The galaxy, called GS-9209, formed most of its stars during a hyperactive
burst of activity between 600 million and 800 million years after the Big
Bang. Then, more than 12.5 billion years ago, it suddenly stopped. The
researchers published the discovery Jan. 26 on the preprint server arXiv, so
it has yet to be peer-reviewed.
"The thing that's particularly surprising about this is how soon after the
Big Bang this galaxy has shut down its star formation. In the local
universe, most massive galaxies have shut down in what we think is a slow
process over billions of years," lead author Adam Carnall, an astrophysicist
at the Royal Observatory in Edinburgh, Scotland,
told Live Science. "When you go back to early times, there's not enough time for a slow
quenching process to happen, because it's not that old. For a long time it
was thought that we wouldn't find these sorts of things."
Light travels at a fixed speed through the vacuum of space, so the deeper
scientists look into the universe, the further back in time they see.
Scientists first spotted GS-9209 in the early 2000s. In the last five years,
astronomers have used ground-based telescopes to study the galaxy’s various
wavelengths of emitted light , flagging it as a galaxy that had potentially
been quenched. But the infrared wavelengths needed to gauge the galaxy's
distance are dampened by Earth's atmosphere, so scientists needed a very
powerful space telescope to study its age.
Enter the James Webb Space Telescope (JWST). The $10 billion space
observatory was designed to read the earliest chapters of the universe's
history in its faintest glimmers of light — picked up by the telescope’s
infrared sensors — after being stretched out from billions of years of
travel across the expanding fabric of space-time. Studying GS-9209 with the
JWST revealed that the distant galaxy roared into life 600 million years
after the Big Bang with an enormous burst of star formation. Over a
cosmically brief 200 million years, the galaxy served up enough piping-hot
stars to match the present-day Milky Way's 40 billion solar masses’ worth.
Then, 800 million years after the Big Bang, the ancient galaxy abruptly went
quiet.
The frenzy of star formation was a result of the rapid collapse of the giant
gas cloud that became the galaxy and the turbulent conditions of the early
universe, the researchers said. These factors combined to cause the stars to
ignite at a much faster rate, and at a higher efficiency, than in the
present-day universe.
"Typically, the galaxies we see today have had access to about five times as
much gas or more than they formed stars. This result and some others are
beginning to point now to that ratio being a bit higher in the early
universe," Carnall said. "The emerging picture is that at the highest
redshifts [the furthest back in time] galaxies are capable of forming more
of the available gas into stars."
Following this burst of activity, the researchers think GS-9209 was abruptly
shut down by a supermassive black hole lurking at its heart.
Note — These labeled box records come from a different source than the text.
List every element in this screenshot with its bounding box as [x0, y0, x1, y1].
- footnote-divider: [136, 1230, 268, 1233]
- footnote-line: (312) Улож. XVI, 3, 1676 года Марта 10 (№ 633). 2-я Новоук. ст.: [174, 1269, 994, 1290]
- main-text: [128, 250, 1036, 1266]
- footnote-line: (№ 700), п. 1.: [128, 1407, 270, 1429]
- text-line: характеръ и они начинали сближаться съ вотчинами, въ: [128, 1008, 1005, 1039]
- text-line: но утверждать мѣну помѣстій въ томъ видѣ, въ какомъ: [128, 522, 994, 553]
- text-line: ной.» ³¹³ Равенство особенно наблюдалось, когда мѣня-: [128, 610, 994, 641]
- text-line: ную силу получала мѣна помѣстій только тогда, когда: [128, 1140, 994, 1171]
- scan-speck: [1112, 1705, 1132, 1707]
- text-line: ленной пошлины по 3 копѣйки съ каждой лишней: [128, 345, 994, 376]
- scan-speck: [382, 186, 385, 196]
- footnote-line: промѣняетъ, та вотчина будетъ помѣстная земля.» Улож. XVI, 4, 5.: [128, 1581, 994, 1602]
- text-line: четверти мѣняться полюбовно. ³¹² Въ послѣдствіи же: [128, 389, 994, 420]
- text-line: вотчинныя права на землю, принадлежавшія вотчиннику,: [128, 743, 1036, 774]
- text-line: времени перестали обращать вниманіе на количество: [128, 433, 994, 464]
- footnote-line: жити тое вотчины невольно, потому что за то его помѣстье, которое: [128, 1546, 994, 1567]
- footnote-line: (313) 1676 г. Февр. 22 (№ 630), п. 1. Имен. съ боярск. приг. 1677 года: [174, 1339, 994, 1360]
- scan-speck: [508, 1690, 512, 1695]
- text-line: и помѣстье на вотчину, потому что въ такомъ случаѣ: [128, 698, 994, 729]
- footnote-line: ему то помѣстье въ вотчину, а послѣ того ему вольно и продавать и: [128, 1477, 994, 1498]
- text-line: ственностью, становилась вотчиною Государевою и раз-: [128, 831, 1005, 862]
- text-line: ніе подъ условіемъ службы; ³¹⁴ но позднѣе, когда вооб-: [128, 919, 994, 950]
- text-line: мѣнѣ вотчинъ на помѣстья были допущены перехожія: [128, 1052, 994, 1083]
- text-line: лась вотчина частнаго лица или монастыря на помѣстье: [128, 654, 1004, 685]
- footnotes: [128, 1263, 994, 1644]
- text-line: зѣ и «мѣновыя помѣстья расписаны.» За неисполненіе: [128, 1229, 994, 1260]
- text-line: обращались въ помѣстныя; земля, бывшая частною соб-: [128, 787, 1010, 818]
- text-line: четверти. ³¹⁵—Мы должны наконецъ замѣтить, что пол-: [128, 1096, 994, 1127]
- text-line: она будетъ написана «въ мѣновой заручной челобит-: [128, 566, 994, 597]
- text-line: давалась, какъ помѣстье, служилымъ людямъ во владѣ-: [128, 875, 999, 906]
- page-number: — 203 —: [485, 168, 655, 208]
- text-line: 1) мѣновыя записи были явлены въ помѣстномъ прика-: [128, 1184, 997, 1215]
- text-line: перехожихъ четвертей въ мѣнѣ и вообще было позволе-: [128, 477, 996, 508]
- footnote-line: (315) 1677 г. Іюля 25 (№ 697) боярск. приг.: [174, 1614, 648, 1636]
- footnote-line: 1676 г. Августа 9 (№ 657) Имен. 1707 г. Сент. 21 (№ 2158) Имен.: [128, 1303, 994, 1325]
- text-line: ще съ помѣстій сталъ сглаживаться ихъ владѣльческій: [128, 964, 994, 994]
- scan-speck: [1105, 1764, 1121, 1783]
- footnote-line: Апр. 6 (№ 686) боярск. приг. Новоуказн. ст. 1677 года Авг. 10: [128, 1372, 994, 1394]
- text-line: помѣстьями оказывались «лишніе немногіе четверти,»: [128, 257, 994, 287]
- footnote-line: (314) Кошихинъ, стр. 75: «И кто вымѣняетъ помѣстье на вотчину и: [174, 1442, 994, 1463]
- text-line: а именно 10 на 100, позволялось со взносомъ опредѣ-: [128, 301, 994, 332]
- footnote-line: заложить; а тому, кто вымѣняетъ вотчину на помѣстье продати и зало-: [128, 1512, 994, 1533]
These black
holes are born from the collapse of giant stars and grow by ceaselessly
gorging on gas, dust, stars and other black holes. The black hole at
GS-9209's center likely grew large enough to become a quasar. Quasars are
giant black holes with an enormous quantity of material circling their maws,
which heats up enough to push gas clouds away with blasts of light up to a
trillion times more luminous than the brightest stars.
"If you have a massive black hole and stuff is falling into it, that leads
to a lot of energy radiating out from that accretion," Carnall said. "This
is basically the only process that we think is capable of injecting enough
energy into the galaxy's gas over a short space of time to either heat it up
such that it doesn't collapse to form anymore stars, or to completely clear
the galaxy out of star-forming gas."
Now that they've made their initial observations of GS-9209, the researchers
plan to study the galaxy in more detail with the European Southern
Observatory's Extremely Large Telescope (ELT) — which is scheduled to make
its first observations in 2028.
Reference:
A.C. Carnall et al.
A massive quiescent galaxy at redshift 4.658. arXiv:2301.11413. Submitted January 26, 2023.